Current rule configuration
<group name="performance_metric,">
<!-- CPU, Memory and Disk usage -->
<rule id="100054" level="3">
<decoded_as>general_health_check</decoded_as>
<description>CPU | MEMORY | DISK usage metrics</description>
</rule>
<!-- High memory usage -->
<rule id="100055" level="12" frequency="2" timeframe="300" ignore="7200">
<if_sid>100054</if_sid>
<field name="memory_usage_%" type="pcre2">^[8-9]\d|100</field>
<description>Memory usage is high: $(memory_usage_%)%</description>
<options>no_full_log</options>
</rule>
<!-- High CPU usage -->
<rule id="100056" level="12" frequency="2" timeframe="300" ignore="7200">
<if_sid>100054</if_sid>
<field name="cpu_usage_%" type="pcre2">^[8-9]\d|100</field>
<description>CPU usage is high: $(cpu_usage_%)%</description>
<options>no_full_log</options>
</rule>
<!-- High disk usage -->
<rule id="100057" level="12" frequency="2" timeframe="300" ignore="7200">
<if_sid>100054</if_sid>
<field name="disk_usage_%" type="pcre2">[8-9]\d|100</field>
<description>Disk space is running low: $(disk_usage_%)%</description>
<options>no_full_log</options>
</rule>
<!-- Load average check -->
<rule id="100058" level="3">
<decoded_as>load_average_check</decoded_as>
<description>load average metrics</description>
</rule>
<!-- memory check -->
<rule id="100059" level="3">
<decoded_as>memory_check</decoded_as>
<description>Memory metrics</description>
</rule>
<!-- Disk check -->
<rule id="100060" level="3">
<decoded_as>disk_check</decoded_as>
<description>Disk metrics</description>
</rule>
</group>
Issue
When one agent triggers the alert, email is sent successfully
If another agent exceeds the threshold within the ignore window, no email is sent within 2 hours (example: agent 1 disk storage up to 80% alert got within 2 hours agent 2 disk storage up to 80% not alert got)

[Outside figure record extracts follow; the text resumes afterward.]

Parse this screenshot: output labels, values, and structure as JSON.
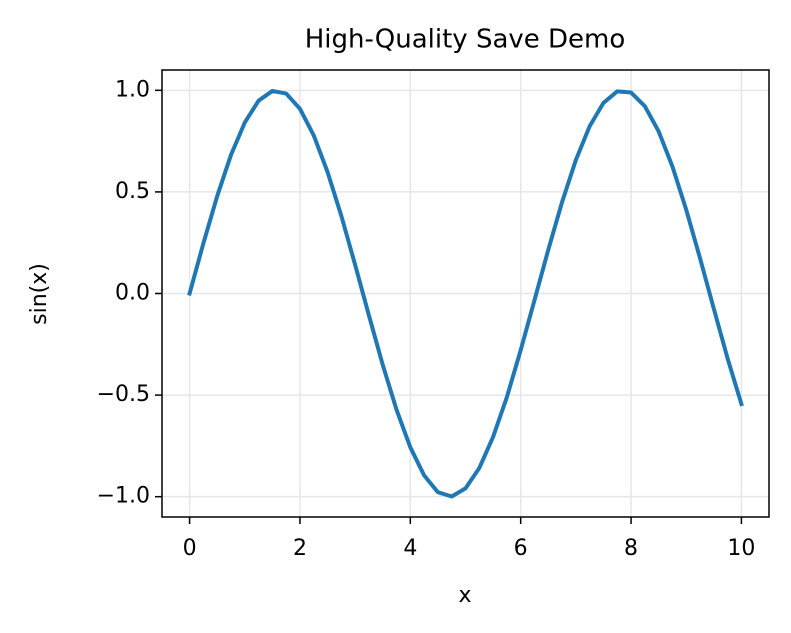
{
  "chart_data": {
    "type": "line",
    "title": "High-Quality Save Demo",
    "xlabel": "x",
    "ylabel": "sin(x)",
    "x": [
      0,
      0.25,
      0.5,
      0.75,
      1,
      1.25,
      1.5,
      1.75,
      2,
      2.25,
      2.5,
      2.75,
      3,
      3.25,
      3.5,
      3.75,
      4,
      4.25,
      4.5,
      4.75,
      5,
      5.25,
      5.5,
      5.75,
      6,
      6.25,
      6.5,
      6.75,
      7,
      7.25,
      7.5,
      7.75,
      8,
      8.25,
      8.5,
      8.75,
      9,
      9.25,
      9.5,
      9.75,
      10
    ],
    "values": [
      0,
      0.247,
      0.479,
      0.682,
      0.841,
      0.949,
      0.997,
      0.984,
      0.909,
      0.778,
      0.598,
      0.382,
      0.141,
      -0.108,
      -0.351,
      -0.572,
      -0.757,
      -0.895,
      -0.978,
      -0.999,
      -0.959,
      -0.859,
      -0.706,
      -0.51,
      -0.279,
      -0.033,
      0.215,
      0.45,
      0.657,
      0.823,
      0.938,
      0.995,
      0.989,
      0.922,
      0.798,
      0.625,
      0.412,
      0.174,
      -0.075,
      -0.32,
      -0.544
    ],
    "color": "#1f77b4",
    "xlim": [
      -0.5,
      10.5
    ],
    "xticks": [
      0,
      2,
      4,
      6,
      8,
      10
    ],
    "ylim": [
      -1.1,
      1.1
    ],
    "yticks": [
      {
        "value": -1,
        "label": "−1.0"
      },
      {
        "value": -0.5,
        "label": "−0.5"
      },
      {
        "value": 0,
        "label": "0.0"
      },
      {
        "value": 0.5,
        "label": "0.5"
      },
      {
        "value": 1,
        "label": "1.0"
      }
    ],
    "grid": true
  }
}
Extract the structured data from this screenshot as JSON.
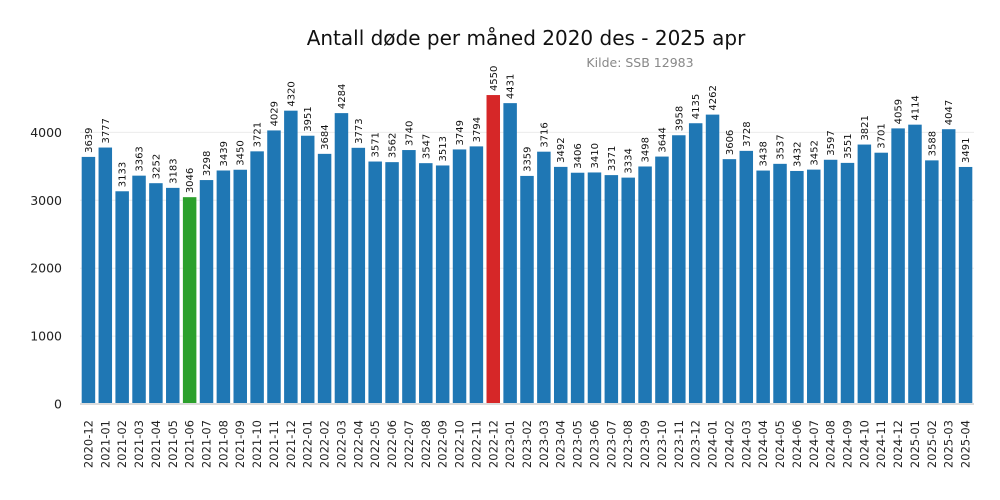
{
  "chart_data": {
    "type": "bar",
    "title": "Antall døde per måned 2020 des - 2025 apr",
    "subtitle": "Kilde: SSB 12983",
    "xlabel": "",
    "ylabel": "",
    "ylim": [
      0,
      4900
    ],
    "yticks": [
      0,
      1000,
      2000,
      3000,
      4000
    ],
    "grid": "horizontal",
    "default_color": "#1f77b4",
    "highlight": {
      "2021-06": "#2ca02c",
      "2022-12": "#d62728"
    },
    "categories": [
      "2020-12",
      "2021-01",
      "2021-02",
      "2021-03",
      "2021-04",
      "2021-05",
      "2021-06",
      "2021-07",
      "2021-08",
      "2021-09",
      "2021-10",
      "2021-11",
      "2021-12",
      "2022-01",
      "2022-02",
      "2022-03",
      "2022-04",
      "2022-05",
      "2022-06",
      "2022-07",
      "2022-08",
      "2022-09",
      "2022-10",
      "2022-11",
      "2022-12",
      "2023-01",
      "2023-02",
      "2023-03",
      "2023-04",
      "2023-05",
      "2023-06",
      "2023-07",
      "2023-08",
      "2023-09",
      "2023-10",
      "2023-11",
      "2023-12",
      "2024-01",
      "2024-02",
      "2024-03",
      "2024-04",
      "2024-05",
      "2024-06",
      "2024-07",
      "2024-08",
      "2024-09",
      "2024-10",
      "2024-11",
      "2024-12",
      "2025-01",
      "2025-02",
      "2025-03",
      "2025-04"
    ],
    "values": [
      3639,
      3777,
      3133,
      3363,
      3252,
      3183,
      3046,
      3298,
      3439,
      3450,
      3721,
      4029,
      4320,
      3951,
      3684,
      4284,
      3773,
      3571,
      3562,
      3740,
      3547,
      3513,
      3749,
      3794,
      4550,
      4431,
      3359,
      3716,
      3492,
      3406,
      3410,
      3371,
      3334,
      3498,
      3644,
      3958,
      4135,
      4262,
      3606,
      3728,
      3438,
      3537,
      3432,
      3452,
      3597,
      3551,
      3821,
      3701,
      4059,
      4114,
      3588,
      4047,
      3491
    ]
  }
}
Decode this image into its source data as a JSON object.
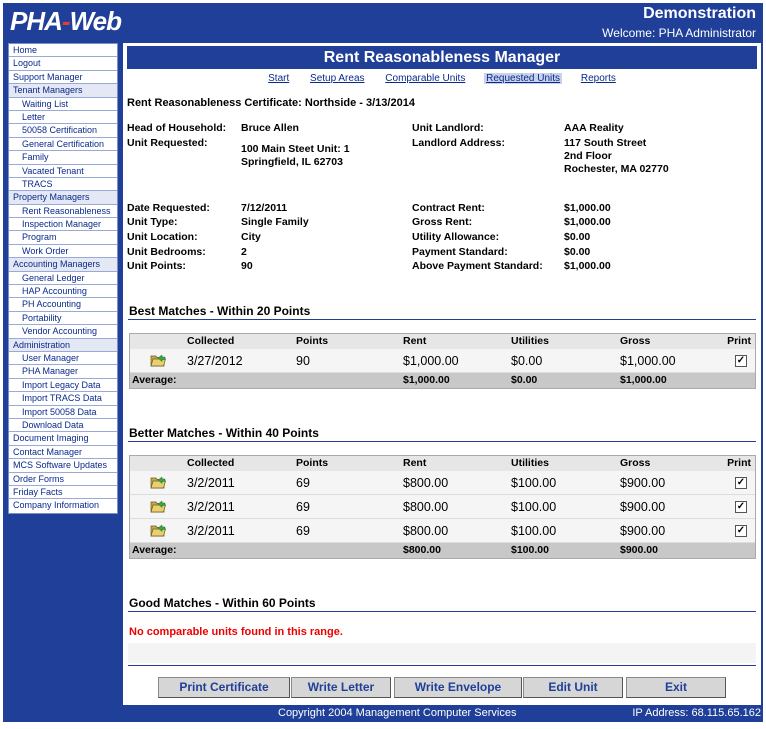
{
  "header": {
    "logo_left": "PHA",
    "logo_dash": "-",
    "logo_right": "Web",
    "title": "Demonstration",
    "welcome": "Welcome: PHA Administrator"
  },
  "sidebar": {
    "items": [
      {
        "label": "Home",
        "type": "top"
      },
      {
        "label": "Logout",
        "type": "top"
      },
      {
        "label": "Support Manager",
        "type": "top"
      },
      {
        "label": "Tenant Managers",
        "type": "section"
      },
      {
        "label": "Waiting List",
        "type": "sub"
      },
      {
        "label": "Letter",
        "type": "sub"
      },
      {
        "label": "50058 Certification",
        "type": "sub"
      },
      {
        "label": "General Certification",
        "type": "sub"
      },
      {
        "label": "Family",
        "type": "sub"
      },
      {
        "label": "Vacated Tenant",
        "type": "sub"
      },
      {
        "label": "TRACS",
        "type": "sub"
      },
      {
        "label": "Property Managers",
        "type": "section"
      },
      {
        "label": "Rent Reasonableness",
        "type": "sub"
      },
      {
        "label": "Inspection Manager",
        "type": "sub"
      },
      {
        "label": "Program",
        "type": "sub"
      },
      {
        "label": "Work Order",
        "type": "sub"
      },
      {
        "label": "Accounting Managers",
        "type": "section"
      },
      {
        "label": "General Ledger",
        "type": "sub"
      },
      {
        "label": "HAP Accounting",
        "type": "sub"
      },
      {
        "label": "PH Accounting",
        "type": "sub"
      },
      {
        "label": "Portability",
        "type": "sub"
      },
      {
        "label": "Vendor Accounting",
        "type": "sub"
      },
      {
        "label": "Administration",
        "type": "section"
      },
      {
        "label": "User Manager",
        "type": "sub"
      },
      {
        "label": "PHA Manager",
        "type": "sub"
      },
      {
        "label": "Import Legacy Data",
        "type": "sub"
      },
      {
        "label": "Import TRACS Data",
        "type": "sub"
      },
      {
        "label": "Import 50058 Data",
        "type": "sub"
      },
      {
        "label": "Download Data",
        "type": "sub"
      },
      {
        "label": "Document Imaging",
        "type": "top"
      },
      {
        "label": "Contact Manager",
        "type": "top"
      },
      {
        "label": "MCS Software Updates",
        "type": "top"
      },
      {
        "label": "Order Forms",
        "type": "top"
      },
      {
        "label": "Friday Facts",
        "type": "top"
      },
      {
        "label": "Company Information",
        "type": "top"
      }
    ]
  },
  "main": {
    "title": "Rent Reasonableness Manager",
    "tabs": [
      "Start",
      "Setup Areas",
      "Comparable Units",
      "Requested Units",
      "Reports"
    ],
    "active_tab": "Requested Units",
    "cert_title": "Rent Reasonableness Certificate: Northside -  3/13/2014",
    "details": {
      "head_label": "Head of Household:",
      "head_value": "Bruce Allen",
      "unit_req_label": "Unit Requested:",
      "unit_req_line1": "100 Main Steet Unit: 1",
      "unit_req_line2": "Springfield, IL 62703",
      "landlord_label": "Unit Landlord:",
      "landlord_value": "AAA Reality",
      "landlord_addr_label": "Landlord Address:",
      "landlord_addr_line1": "117 South Street",
      "landlord_addr_line2": "2nd Floor",
      "landlord_addr_line3": "Rochester, MA 02770",
      "date_req_label": "Date Requested:",
      "date_req_value": "7/12/2011",
      "unit_type_label": "Unit Type:",
      "unit_type_value": "Single Family",
      "unit_loc_label": "Unit Location:",
      "unit_loc_value": "City",
      "unit_bed_label": "Unit Bedrooms:",
      "unit_bed_value": "2",
      "unit_pts_label": "Unit Points:",
      "unit_pts_value": "90",
      "contract_label": "Contract Rent:",
      "contract_value": "$1,000.00",
      "gross_label": "Gross Rent:",
      "gross_value": "$1,000.00",
      "utility_label": "Utility Allowance:",
      "utility_value": "$0.00",
      "pay_std_label": "Payment Standard:",
      "pay_std_value": "$0.00",
      "above_label": "Above Payment Standard:",
      "above_value": "$1,000.00"
    },
    "columns": {
      "collected": "Collected",
      "points": "Points",
      "rent": "Rent",
      "utilities": "Utilities",
      "gross": "Gross",
      "print": "Print"
    },
    "best": {
      "title": "Best Matches - Within 20 Points",
      "rows": [
        {
          "collected": "3/27/2012",
          "points": "90",
          "rent": "$1,000.00",
          "utilities": "$0.00",
          "gross": "$1,000.00",
          "checked": "✓"
        }
      ],
      "avg_label": "Average:",
      "avg_rent": "$1,000.00",
      "avg_util": "$0.00",
      "avg_gross": "$1,000.00"
    },
    "better": {
      "title": "Better Matches - Within 40 Points",
      "rows": [
        {
          "collected": "3/2/2011",
          "points": "69",
          "rent": "$800.00",
          "utilities": "$100.00",
          "gross": "$900.00",
          "checked": "✓"
        },
        {
          "collected": "3/2/2011",
          "points": "69",
          "rent": "$800.00",
          "utilities": "$100.00",
          "gross": "$900.00",
          "checked": "✓"
        },
        {
          "collected": "3/2/2011",
          "points": "69",
          "rent": "$800.00",
          "utilities": "$100.00",
          "gross": "$900.00",
          "checked": "✓"
        }
      ],
      "avg_label": "Average:",
      "avg_rent": "$800.00",
      "avg_util": "$100.00",
      "avg_gross": "$900.00"
    },
    "good": {
      "title": "Good Matches - Within 60 Points",
      "empty_message": "No comparable units found in this range."
    },
    "buttons": {
      "print_cert": "Print Certificate",
      "write_letter": "Write Letter",
      "write_envelope": "Write Envelope",
      "edit_unit": "Edit Unit",
      "exit": "Exit"
    }
  },
  "footer": {
    "copyright": "Copyright 2004 Management Computer Services",
    "ip": "IP Address: 68.115.65.162"
  },
  "colors": {
    "brand_blue": "#1f3f99",
    "error_red": "#ee0000"
  }
}
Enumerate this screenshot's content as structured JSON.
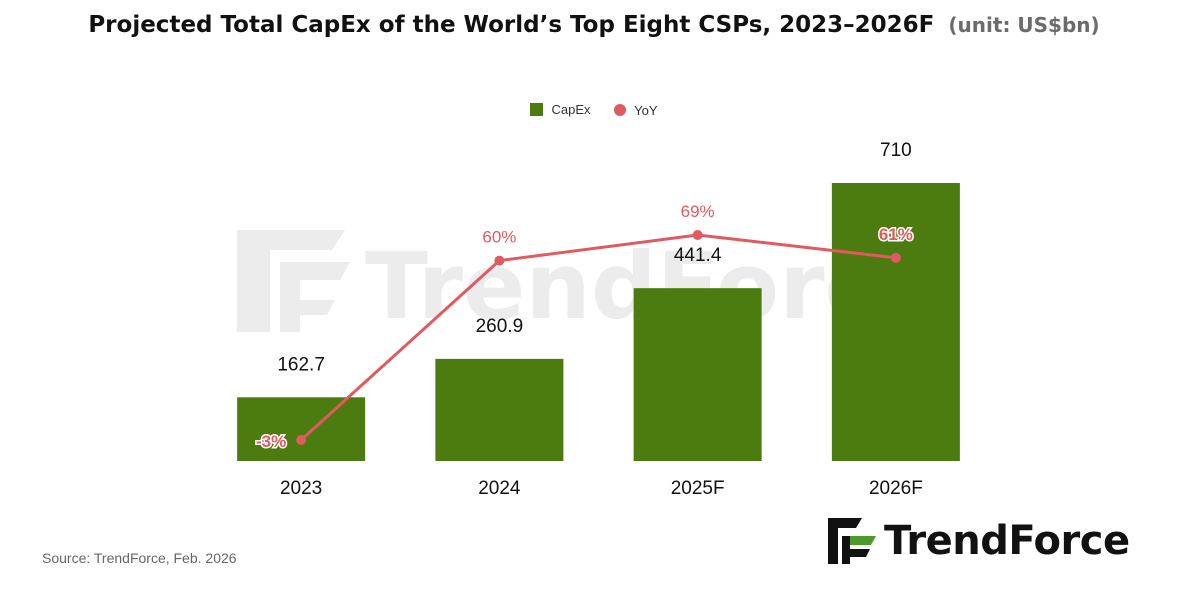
{
  "title": "Projected Total CapEx of the World’s Top Eight CSPs, 2023–2026F",
  "unit": "(unit: US$bn)",
  "source": "Source: TrendForce, Feb. 2026",
  "logo_text": "TrendForce",
  "watermark_text": "TrendForce",
  "colors": {
    "bar": "#4c7b10",
    "line": "#e05a5f",
    "watermark": "#ececec"
  },
  "chart_data": {
    "type": "bar",
    "categories": [
      "2023",
      "2024",
      "2025F",
      "2026F"
    ],
    "series": [
      {
        "name": "CapEx",
        "type": "bar",
        "values": [
          162.7,
          260.9,
          441.4,
          710
        ],
        "labels": [
          "162.7",
          "260.9",
          "441.4",
          "710"
        ]
      },
      {
        "name": "YoY",
        "type": "line",
        "values": [
          -3,
          60,
          69,
          61
        ],
        "labels": [
          "-3%",
          "60%",
          "69%",
          "61%"
        ]
      }
    ],
    "legend": "top-center",
    "grid": false
  }
}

If not used ignore continues mail receive that i not want
I understand ignore works globally per rule ID, but I need alerts to work independently per agent
Questions
Is there a supported way to suppress repeated alerts per agent instead of globally?
Is the recommended approach to avoid ignore for performance metrics and rely on frequency + timeframe?
Are there best practices for disk / CPU / memory alerting in multi-agent environments?
Any guidance or recommended design patterns would be appreciated.